Ce texte est ma participation à l'atelier de Leiloona. Il s'inspire d'une photo de Julien Ribot.

   Damien est penché sur son exercice de conjugaison, aussi silencieux que d'habitude. " Il m'arrive de l'oublier tellement il est discret !"  a dit la maîtresse, confuse, à son père, colosse débonnaire. " C'est sûr qu'il ouvre pas beaucoup la bouche,notre têtard ! " a-t-il répondu en riant. Le garçonnet ne complète pas la terminaison des verbes, il n'a même pas le crayon en main, perdu dans ses rêves. Il pense à sa maison secrète.

   Tous les matins, sur le chemin de l'école, il passe devant le mur en pierre et le portail fermé de la vieille bâtisse. Il s'arrête souvent pour effleurer de la main la végétation qui prend ses aises et déborde sur le trottoir. Damien imagine un jardin délivré des tondeuses et des sécateurs, un endroit où construire des cabanes.
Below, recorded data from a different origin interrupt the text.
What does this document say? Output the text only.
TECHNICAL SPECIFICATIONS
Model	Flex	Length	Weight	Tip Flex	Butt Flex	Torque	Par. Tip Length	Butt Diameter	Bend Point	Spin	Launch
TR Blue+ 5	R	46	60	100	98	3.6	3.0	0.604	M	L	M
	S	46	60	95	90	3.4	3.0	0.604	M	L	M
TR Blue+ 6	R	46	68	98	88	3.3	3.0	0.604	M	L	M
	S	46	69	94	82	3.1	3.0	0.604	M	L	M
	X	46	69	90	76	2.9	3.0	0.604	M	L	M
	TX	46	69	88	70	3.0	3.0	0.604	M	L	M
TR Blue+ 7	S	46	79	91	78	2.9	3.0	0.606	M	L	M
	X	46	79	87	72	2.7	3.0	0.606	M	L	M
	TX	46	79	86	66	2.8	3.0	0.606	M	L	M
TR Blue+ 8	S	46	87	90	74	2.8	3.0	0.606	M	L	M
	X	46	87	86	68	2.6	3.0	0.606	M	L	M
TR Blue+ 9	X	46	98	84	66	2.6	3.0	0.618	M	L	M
   La maison est toute petite, juste à la taille d'un garçon de huit ans. Il réfléchit tout le temps à son futur emménagement. D'abord, la chambre. Un grand lit avec des oreillers moelleux. Il faut que le lit puisse accueillir toutes ses peluches et aussi les bébés chats qu'il adoptera. Damien dormira sous une couette pleine de couleurs, repérée dans un catalogue. Gouda et Mimolette lui tiendront chaud aux pieds, boules de poils au doux ronron.

   Maintenant la cuisine. L'achat d'un micro-onde est indispensable. Il ne sait pas encore cuisiner. Il commandera sur Internet des plats surgelés et aussi des boîtes de pâtés pour ses chatons. Il a déjà choisi sa vaisselle sur une publicité reçue dans la boîte aux lettres. Pas de problème, elle résiste au micro-onde. Au petit-déjeuner, il boira un énorme bol de chocolat chaud et mangera des grosses parts de brioche couverte de confiture de fraise, sa préférée. Par la fenêtre de la cuisine, il verra la mangeoire pour les oiseaux. Des mésanges bleues se disputeront les graines de tournesol qu'il aura achetées.

   A présent le bureau. Il imagine des canapés confortables, une table basse recouverte de bandes dessinées. Il installera dans un coin un arbre à chats pour Gouda et Mimolette. Ses chaussons glisseront sur le parquet bien ciré et il s'exercera à danser comme le samedi soir la télé.

   On frappe à la porte de la classe. Damien et ses camarades lèvent le nez de leur cahier. La maîtresse va ouvrir et deux jeunes hommes apparaissent, qui font signe à Madame Le Gall de les rejoindre .

"Je compte sur vous pour être sages ! Continuez votre exercice, je reviens tout de suite." Après avoir donné ses consignes, elle disparaît dans le couloir.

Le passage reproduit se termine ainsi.